French National Assembly vote decides battle between Macron and left

Emmanuel Macron beat the far right to retain the presidency in April but, less than two months on, it is the left that is threatening his hold on power.

French voters are deciding who will control the National Assembly.

If the president loses his outright majority, he could struggle to push through reforms.

Far-left Jean-Luc Mélenchon’s left-green alliance finished neck and neck with Macron’s coalition in the first round a week ago.

They call themselves Nupes, which stands for New Ecological and Social Popular Union, and the polls suggest they could stop the president winning the 289 seats he needs for an outright majority. The centrist Macron alliance, Ensemble, portrays them as a “marriage of convenience” of Communists, Socialists, far-left Mélenchonists and Greens.

Turnout after four hours of voting was 18.99% – up on last Sunday – and all the party leaders had voted by lunchtime.

Nupes have galvanised voters with a promise to fight spiralling prices, bring down the retirement age and tackle climate change. Green leaders and many green voters back them, accusing President Macron of doing little in the past five years.

Sunday’s second round is almost entirely made up of run-off duels between two candidates, and almost half involve the two big alliances.
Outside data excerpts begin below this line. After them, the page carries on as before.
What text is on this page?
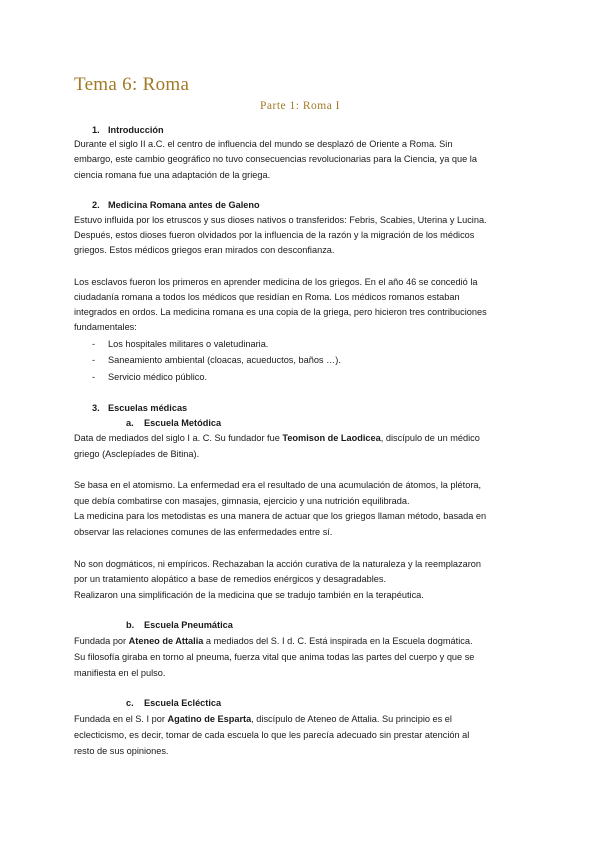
Tema 6: Roma
Parte 1: Roma I
1. Introducción
Durante el siglo II a.C. el centro de influencia del mundo se desplazó de Oriente a Roma. Sin
embargo, este cambio geográfico no tuvo consecuencias revolucionarias para la Ciencia, ya que la
ciencia romana fue una adaptación de la griega.
2. Medicina Romana antes de Galeno
Estuvo influida por los etruscos y sus dioses nativos o transferidos: Febris, Scabies, Uterina y Lucina.
Después, estos dioses fueron olvidados por la influencia de la razón y la migración de los médicos
griegos. Estos médicos griegos eran mirados con desconfianza.
Los esclavos fueron los primeros en aprender medicina de los griegos. En el año 46 se concedió la
ciudadanía romana a todos los médicos que residían en Roma. Los médicos romanos estaban
integrados en ordos. La medicina romana es una copia de la griega, pero hicieron tres contribuciones
fundamentales:
- Los hospitales militares o valetudinaria.
- Saneamiento ambiental (cloacas, acueductos, baños …).
- Servicio médico público.
3. Escuelas médicas
a. Escuela Metódica
Data de mediados del siglo I a. C. Su fundador fue Teomison de Laodicea, discípulo de un médico
griego (Asclepíades de Bitina).
Se basa en el atomismo. La enfermedad era el resultado de una acumulación de átomos, la plétora,
que debía combatirse con masajes, gimnasia, ejercicio y una nutrición equilibrada.
La medicina para los metodistas es una manera de actuar que los griegos llaman método, basada en
observar las relaciones comunes de las enfermedades entre sí.
No son dogmáticos, ni empíricos. Rechazaban la acción curativa de la naturaleza y la reemplazaron
por un tratamiento alopático a base de remedios enérgicos y desagradables.
Realizaron una simplificación de la medicina que se tradujo también en la terapéutica.
b. Escuela Pneumática
Fundada por Ateneo de Attalia a mediados del S. I d. C. Está inspirada en la Escuela dogmática.
Su filosofía giraba en torno al pneuma, fuerza vital que anima todas las partes del cuerpo y que se
manifiesta en el pulso.
c. Escuela Ecléctica
Fundada en el S. I por Agatino de Esparta, discípulo de Ateneo de Attalia. Su principio es el
eclecticismo, es decir, tomar de cada escuela lo que les parecía adecuado sin prestar atención al
resto de sus opiniones.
Several ministers in the Macron government are battling to keep their seats and hold on to their jobs, and two of the toughest fights feature Europe Minister Clément Beaune and Green Transition Minister Amélie de Montchalin.

An early casualty for the government came on the Caribbean island of Guadeloupe, where a secretary of state, Justine Benin, lost her seat and will have to resign.

Without an outright majority of 289 seats, Mr Macron will need the support of other parties to push through his big-ticket reforms, such as raising the retirement age, cutting taxes and reforming benefits. Pollsters suggest Ensemble will win 255-305 seats and Nupes 140-200.

“They didn’t think the left and Greens could get together – it would be chaos and catastrophe,” Nupes spokesman Ian Brossat told a rally at the end of the campaign. “But the chaos today is economic, with food prices going up. We’ve got 10 million people in poverty.”

During his fight for the presidency, Mr Macron rallied voters across the spectrum by presenting his main rival Marine Le Pen as an extremist.

With mainstream parties joining the Mélenchon alliance it has become harder to do that. President Macron has appealed to voters to give him a solid majority in the “superior interest of the nation”, while Russia’s war rages at the gates of Europe.

Former Marxist Jean-Luc Mélenchon has long wanted France to leave Nato but says that is now not a priority. However, he remains controversial, tweeting that “the police kill” and promising to naturalise Wikileaks founder Julian Assange as French if he wins the election.

Mr Macron’s recently appointed prime minister, Elisabeth Borne, has painted Mr Mélenchon’s policies as dangerous because he is “ambiguous on republican values”.

First-time voter Clara said she had backed Mr Macron against the far right in April, but this time preferred the left-green alliance.

Europe Minister Clément Beaune is fighting to save his political career in one of the Paris seats, against an experienced LGBT rights lawyer. Caroline Mécary.

Both candidates visited the Aligre market near the Gare de Lyon several times in the run-up to Sunday’s vote, says market vendor Ichem. “People can’t afford much now; they buy less than before,” he observes.

Visiting the market, Grégoire said he backed the president because he did not want to return to the days of “cohabitation”, when president and government came from different parties: “Yes it used to work before but they weren’t good years.” Jean-Baptiste agreed the president needed a strong mandate: “Without a majority he won’t be able to do anything he needs to do.”

But Christine believed handing the president an absolute majority was bad for democracy. She backed Emmanuel Macron to keep the far right from the Élysée Palace, but felt having another party in government was good for debate.

President Macron has promised a “new method” of governing with greater involvement from civil society. He’s proposing:

A National Council for Refoundation made up of local people to make France more democratic

Reforms to tackle the high cost of living and action towards full employment and carbon neutrality

Pension reforms and gradually raising the retirement age to 65

The left-green alliance wants:

Retirement lowered from 62 to 60

Minimum wages (known as Smic) to go up by about 15% to €1,500 a month

A freeze on the prices of basic essentials and the creation of a million jobs.